De Oroza había leído poco, pero recordaba unas palabras de él que me encantaron y que puedo reproducir casi de memoria: “El poeta nace cuando le sorprende la primera palabra. El problema es saber escucharla. El poeta organiza el caos, da sentido al absurdo de la existencia.”
De modo que me propuse ver el documental, seguramente una introducción lúcida al mundo del poeta gallego. Pero no daba con Pablo. Cuando preguntaba por él en La Habana, me decían que andaba por España. Cuando estuve la última vez en España, justo por estas fechas, resultó que había volado a La Habana… A día de hoy, aún no he podido atraparlo.
Pablo Villalobos es conocido como cineasta. Después de varios cortos documentales y de ficción, realiza en 2021 Altar, su primer largometraje, rodado en Cuba y postproducido en España, el cual tuvo una salida a lo grande: Estreno internacional en el 43º Festival Internacional de Cine de Moscú; estreno latinoamericano en el 38º Festival Internacional de Cine de Bogotá (película de apertura); estreno estadounidense en el 38º Chicago Latino Film Festival, estreno asiático en el 14º Jaipur International Film Festival de la India; y estreno nacional en el 42º Festival Internacional del Nuevo Cine Latinoamericano de la Habana.
El cineasta, ahora también asumido como artista visual, proviene de una familia muy creativa. Sus padres son Nelson Villalobos y Eva Leal. Pintor el primero, y orfebre y diseñadora la segunda. Su hermana, Daisy Villalobos Leal, es poeta; y por si esto no fuera suficiente, su esposa es Laura Carralero, joven artista que este año obtuvo la prestigiosa Beca Velázquez, que otorga la Academia de Bellas Artes de París.
Los Villalobos tienen casa en La Habana Vieja, a un tiro de piedra de la Terminal de trenes, y en Vigo, Galicia. Ese “nomadismo” lo han venido sosteniendo desde muchas décadas atrás. Al parecer, es su modo natural de ser como familia: ir de una luz a otra, de un puerto a otro, de una singularidad cultural a otra. Y donde quiera que ponen el campamento, continúan creando.
Alcanzo a Pablo a través de las redes sociales. Lo invito a conversar. Acepta.
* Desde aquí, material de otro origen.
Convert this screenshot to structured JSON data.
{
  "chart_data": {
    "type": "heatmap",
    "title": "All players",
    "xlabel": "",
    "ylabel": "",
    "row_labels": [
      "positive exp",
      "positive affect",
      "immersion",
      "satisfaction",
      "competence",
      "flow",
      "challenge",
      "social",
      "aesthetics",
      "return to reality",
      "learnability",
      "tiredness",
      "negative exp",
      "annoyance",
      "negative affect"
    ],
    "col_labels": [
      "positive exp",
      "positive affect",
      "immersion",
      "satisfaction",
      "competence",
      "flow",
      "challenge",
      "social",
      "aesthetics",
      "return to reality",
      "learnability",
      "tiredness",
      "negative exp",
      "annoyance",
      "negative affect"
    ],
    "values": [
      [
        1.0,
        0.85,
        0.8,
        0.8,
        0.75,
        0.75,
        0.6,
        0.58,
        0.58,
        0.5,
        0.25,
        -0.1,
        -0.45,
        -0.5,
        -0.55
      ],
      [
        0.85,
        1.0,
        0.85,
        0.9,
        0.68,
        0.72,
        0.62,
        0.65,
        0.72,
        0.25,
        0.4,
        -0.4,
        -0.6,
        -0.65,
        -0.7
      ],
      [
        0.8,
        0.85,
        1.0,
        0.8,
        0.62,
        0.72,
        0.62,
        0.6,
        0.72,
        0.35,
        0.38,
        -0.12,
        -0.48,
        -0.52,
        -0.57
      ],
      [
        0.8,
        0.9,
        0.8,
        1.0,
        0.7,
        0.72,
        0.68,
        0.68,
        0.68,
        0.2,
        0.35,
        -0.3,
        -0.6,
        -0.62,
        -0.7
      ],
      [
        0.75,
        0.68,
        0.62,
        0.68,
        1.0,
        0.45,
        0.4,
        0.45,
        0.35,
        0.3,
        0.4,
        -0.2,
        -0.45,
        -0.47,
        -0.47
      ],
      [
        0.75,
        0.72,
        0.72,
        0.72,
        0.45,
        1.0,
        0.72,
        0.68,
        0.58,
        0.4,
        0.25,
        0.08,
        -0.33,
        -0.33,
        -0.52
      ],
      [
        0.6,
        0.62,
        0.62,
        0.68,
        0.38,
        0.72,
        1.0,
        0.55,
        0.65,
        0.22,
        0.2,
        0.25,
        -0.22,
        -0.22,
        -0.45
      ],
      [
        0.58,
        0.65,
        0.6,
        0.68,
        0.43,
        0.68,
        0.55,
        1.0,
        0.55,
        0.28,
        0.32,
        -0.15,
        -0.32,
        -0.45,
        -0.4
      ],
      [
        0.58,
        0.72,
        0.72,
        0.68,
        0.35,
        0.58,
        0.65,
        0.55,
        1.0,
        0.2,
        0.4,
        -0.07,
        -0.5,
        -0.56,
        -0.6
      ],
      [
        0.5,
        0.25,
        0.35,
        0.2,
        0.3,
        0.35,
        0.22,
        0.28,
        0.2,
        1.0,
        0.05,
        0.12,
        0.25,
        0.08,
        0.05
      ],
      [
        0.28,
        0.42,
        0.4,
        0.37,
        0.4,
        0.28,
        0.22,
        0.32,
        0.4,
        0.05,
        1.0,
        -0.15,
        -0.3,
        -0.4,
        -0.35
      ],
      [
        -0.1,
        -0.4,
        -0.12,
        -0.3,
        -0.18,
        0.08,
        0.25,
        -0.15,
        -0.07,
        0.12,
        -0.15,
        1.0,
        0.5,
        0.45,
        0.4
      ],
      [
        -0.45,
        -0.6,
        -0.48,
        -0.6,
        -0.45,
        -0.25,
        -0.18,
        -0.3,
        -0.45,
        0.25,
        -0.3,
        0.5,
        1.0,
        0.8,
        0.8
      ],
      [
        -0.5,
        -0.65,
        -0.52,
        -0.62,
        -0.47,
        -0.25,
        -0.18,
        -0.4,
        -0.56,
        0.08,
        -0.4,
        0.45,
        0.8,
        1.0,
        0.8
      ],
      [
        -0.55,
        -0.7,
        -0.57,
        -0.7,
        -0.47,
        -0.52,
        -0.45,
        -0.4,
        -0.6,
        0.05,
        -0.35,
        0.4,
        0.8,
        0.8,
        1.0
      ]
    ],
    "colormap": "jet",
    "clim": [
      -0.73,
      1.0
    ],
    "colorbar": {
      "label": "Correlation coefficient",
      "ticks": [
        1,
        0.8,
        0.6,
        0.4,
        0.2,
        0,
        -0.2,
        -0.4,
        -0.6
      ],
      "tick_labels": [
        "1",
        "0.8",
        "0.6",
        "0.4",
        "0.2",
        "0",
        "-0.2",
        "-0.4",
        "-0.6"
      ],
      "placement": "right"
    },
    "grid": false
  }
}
¿Qué significa vivir entre Cuba y España?
Dos hogares y dos tiempos. Las cosas se duplican, pero la suma sería así: 1+1=1. Este tipo de fusión y sinergia siempre me ha interesado y así la entiendo en mi realidad.
Te graduaste en 2015 en la Escuela Universitaria de Artes y Espectáculos TAI (Madrid), España. ¿Allí realizaste estudios sobre cinematografía exclusivamente?
En Madrid hice un Estudio Superior de Cinematografía. Y fue exclusivamente eso, sí. Una experiencia muy enriquecedora, donde hice grandes amigos y comencé a entender dinámicas del cine que desconocía. Al año siguiente, me marché para Cuba con mi padre.

Entonces, como artista visual eres autodidacta.
Se podría decir eso, pero no lo siento así. Nací y me crié en el estudio de un pintor. Ahí estuvo y está mi escuela.
¿Cómo se explica que formes parte del Registro del Creador del Instituto Cubano del Arte e Industria Cinematográficos (Icaic), habiendo nacido en 1995 en Zaragoza, España?
Cuando estrené Altar en el Festival de Moscú, me hicieron una entrevista para El Faro de Vigo, dentro del marco de cineastas gallegos, y la pregunta fue parecida a la tuya. Me dijeron, dudosos: “Hola Pablo, una pregunta, mira, veo que naciste en Zaragoza, estudiaste en Madrid y ahora vives en La Habana, ¿me puedes explicar qué conexión tienes con Vigo?”. Mi respuesta fue que pasé toda mi vida en Vigo.
Al año de haber nacido en Zaragoza, mis padres me llevaron a La Habana, y allí me inscribieron en el registro civil; por eso tengo doble nacionalidad, dos pasaportes y dos carnets de identidad.
¿Qué relación has tenido con la Escuela Internacional de Cine y Televisión de San Antonio de los Baños?
La escuela me apoyó en la postproducción de Desciende, un corto que estaba haciendo en 2018, y después quiso distribuirlo. Se portaron muy bien conmigo. Siempre agradeceré su amistad y sostén. A toda persona que conozco que quiere estudiar cine, le recomiendo que vaya a San Antonio.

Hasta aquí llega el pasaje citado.